Senator Maria Cantwell introduced legislation that would force regulators to control oil train volatility.
"This bill is showing our impatience with the fact that (the White House plan) doesn't include volatility and we think it should," the Washington state Democrat told reporters.
The legislation is cosponsored by fellow Democratic Senators Patty Murray of Washington state, Tammy Baldwin of Wisconsin and Dianne Feinstein of California.
The oil industry said on Wednesday that it would help train emergency crews on responding to future oil train mishaps and urged officials not to over-regulate a sector that already has a strong safety record.
"We have a safe system today and we are now pushing to have zero incidents," said Jack Gerard, president of the American Petroleum Institute. "We just can't arbitrarily come in and start reconfiguring the balance that we have already achieved."

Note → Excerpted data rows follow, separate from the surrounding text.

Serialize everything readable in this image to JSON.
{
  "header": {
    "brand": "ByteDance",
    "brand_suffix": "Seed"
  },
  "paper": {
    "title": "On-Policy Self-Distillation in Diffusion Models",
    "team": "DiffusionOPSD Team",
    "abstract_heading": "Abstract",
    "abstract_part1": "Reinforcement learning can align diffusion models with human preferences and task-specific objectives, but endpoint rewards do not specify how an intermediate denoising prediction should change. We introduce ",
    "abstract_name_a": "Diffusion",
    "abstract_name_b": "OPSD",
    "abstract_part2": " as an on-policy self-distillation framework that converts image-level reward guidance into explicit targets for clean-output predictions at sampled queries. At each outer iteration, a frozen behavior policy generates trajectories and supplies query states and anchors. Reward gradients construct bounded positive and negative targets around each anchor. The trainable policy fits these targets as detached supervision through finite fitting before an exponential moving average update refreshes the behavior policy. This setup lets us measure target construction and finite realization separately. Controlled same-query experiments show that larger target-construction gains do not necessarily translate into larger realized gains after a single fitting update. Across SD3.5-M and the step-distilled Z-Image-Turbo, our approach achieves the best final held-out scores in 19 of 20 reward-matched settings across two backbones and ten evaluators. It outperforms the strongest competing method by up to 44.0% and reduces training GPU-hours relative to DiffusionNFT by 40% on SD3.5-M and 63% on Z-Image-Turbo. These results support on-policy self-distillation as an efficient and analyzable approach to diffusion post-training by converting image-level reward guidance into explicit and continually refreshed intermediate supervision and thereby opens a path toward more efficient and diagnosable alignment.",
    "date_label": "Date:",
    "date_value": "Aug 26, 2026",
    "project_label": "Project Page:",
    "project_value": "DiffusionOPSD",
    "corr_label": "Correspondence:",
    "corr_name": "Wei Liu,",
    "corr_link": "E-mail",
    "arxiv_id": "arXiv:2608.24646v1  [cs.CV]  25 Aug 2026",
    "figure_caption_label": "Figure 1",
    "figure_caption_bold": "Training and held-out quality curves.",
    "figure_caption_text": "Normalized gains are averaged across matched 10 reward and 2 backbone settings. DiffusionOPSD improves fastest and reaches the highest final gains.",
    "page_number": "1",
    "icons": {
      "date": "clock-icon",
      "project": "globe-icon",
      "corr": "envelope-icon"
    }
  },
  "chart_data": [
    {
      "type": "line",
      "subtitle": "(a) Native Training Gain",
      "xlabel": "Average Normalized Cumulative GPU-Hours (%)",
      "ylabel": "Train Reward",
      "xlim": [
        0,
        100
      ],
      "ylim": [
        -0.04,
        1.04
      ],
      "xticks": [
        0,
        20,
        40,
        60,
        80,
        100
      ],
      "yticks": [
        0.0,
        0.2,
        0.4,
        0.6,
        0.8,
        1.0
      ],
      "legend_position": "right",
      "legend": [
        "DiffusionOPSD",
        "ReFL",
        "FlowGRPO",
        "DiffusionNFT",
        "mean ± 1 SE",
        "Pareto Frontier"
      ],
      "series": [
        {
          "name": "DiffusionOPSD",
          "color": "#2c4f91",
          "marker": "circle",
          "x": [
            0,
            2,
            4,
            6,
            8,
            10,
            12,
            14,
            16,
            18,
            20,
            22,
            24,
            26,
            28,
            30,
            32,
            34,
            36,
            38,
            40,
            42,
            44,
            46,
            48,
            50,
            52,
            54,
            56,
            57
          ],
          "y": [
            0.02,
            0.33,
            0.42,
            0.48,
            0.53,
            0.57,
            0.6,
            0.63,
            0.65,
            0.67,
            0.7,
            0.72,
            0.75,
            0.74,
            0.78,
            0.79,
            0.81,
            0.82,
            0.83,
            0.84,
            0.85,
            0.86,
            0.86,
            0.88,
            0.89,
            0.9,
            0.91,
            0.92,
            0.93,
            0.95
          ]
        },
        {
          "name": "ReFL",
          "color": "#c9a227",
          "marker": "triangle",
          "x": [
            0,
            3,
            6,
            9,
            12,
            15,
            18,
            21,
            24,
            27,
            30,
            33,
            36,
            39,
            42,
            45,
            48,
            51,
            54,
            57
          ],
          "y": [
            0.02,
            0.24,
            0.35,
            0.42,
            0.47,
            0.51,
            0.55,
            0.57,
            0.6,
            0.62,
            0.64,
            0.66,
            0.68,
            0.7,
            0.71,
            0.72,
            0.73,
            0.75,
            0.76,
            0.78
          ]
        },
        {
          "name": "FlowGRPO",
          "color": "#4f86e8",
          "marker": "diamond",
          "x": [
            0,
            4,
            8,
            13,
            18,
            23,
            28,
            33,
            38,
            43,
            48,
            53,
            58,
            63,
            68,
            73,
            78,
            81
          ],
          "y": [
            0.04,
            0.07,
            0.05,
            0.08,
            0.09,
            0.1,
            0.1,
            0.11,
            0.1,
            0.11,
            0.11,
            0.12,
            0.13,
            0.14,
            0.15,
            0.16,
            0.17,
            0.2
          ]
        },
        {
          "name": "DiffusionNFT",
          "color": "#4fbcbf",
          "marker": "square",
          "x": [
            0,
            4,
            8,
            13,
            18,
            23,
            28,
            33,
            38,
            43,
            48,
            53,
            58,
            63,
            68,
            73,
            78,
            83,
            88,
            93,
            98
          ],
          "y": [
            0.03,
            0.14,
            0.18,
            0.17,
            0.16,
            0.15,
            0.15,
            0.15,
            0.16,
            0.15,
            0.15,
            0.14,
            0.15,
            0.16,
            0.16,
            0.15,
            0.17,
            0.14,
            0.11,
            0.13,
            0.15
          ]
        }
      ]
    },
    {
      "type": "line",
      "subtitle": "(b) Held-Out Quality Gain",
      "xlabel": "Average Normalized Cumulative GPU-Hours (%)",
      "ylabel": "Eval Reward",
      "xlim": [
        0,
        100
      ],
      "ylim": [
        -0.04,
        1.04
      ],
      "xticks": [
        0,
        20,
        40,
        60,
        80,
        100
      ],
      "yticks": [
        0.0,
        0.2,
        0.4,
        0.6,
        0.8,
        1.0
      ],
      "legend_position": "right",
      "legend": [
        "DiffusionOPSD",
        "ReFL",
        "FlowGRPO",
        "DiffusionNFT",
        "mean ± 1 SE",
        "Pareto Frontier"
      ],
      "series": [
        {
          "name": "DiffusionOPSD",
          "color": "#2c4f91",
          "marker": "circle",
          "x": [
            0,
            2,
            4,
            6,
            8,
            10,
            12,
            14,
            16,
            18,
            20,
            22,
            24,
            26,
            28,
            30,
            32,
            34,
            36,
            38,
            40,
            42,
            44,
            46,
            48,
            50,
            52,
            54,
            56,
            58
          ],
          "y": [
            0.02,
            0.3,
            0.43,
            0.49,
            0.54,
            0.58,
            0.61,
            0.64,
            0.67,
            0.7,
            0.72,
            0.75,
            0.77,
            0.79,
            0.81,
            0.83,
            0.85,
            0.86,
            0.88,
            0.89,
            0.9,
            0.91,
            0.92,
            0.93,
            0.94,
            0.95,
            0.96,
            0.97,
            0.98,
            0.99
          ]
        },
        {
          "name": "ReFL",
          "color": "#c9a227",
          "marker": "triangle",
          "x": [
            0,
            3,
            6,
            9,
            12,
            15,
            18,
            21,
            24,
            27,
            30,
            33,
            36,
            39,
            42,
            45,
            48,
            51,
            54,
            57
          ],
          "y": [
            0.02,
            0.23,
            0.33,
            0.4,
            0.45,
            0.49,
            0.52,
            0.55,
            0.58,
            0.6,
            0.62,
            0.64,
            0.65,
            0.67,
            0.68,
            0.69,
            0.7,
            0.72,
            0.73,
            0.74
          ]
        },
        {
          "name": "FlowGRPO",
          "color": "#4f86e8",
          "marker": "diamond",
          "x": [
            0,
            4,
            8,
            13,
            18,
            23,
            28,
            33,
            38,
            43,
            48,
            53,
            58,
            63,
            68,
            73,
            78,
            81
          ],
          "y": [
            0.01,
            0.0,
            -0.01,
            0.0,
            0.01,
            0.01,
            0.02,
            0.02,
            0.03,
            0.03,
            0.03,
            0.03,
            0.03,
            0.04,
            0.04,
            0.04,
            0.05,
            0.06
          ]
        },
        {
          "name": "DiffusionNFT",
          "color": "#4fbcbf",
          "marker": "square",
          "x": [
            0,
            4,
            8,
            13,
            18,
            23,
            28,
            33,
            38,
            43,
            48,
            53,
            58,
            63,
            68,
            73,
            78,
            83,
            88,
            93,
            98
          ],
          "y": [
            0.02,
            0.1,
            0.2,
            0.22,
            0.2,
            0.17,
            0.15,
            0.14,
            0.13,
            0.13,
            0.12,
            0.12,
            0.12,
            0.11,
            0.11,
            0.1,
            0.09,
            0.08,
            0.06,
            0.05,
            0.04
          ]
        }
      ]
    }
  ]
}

Earlier this week, several other Democratic lawmakers urged the White House to see that older tank cars are mothballed quickly. A Canadian plan on oil train safety would leave older tankers in service for a decade.
"These tank cars pose a very immediate and undeniable risk to communities all across the United States," according to a letter obtained by Reuters that was signed by New York Senator Charles Schumer and six Democratic Senate colleagues.
The oil train plan being weighed by the White House would add an extra 1/8th inch of steel to most existing tanker shells, while new models would have the thicker hull installed on the factory floor.
"These outdated cars pose an alarming risk," the lawmakers wrote.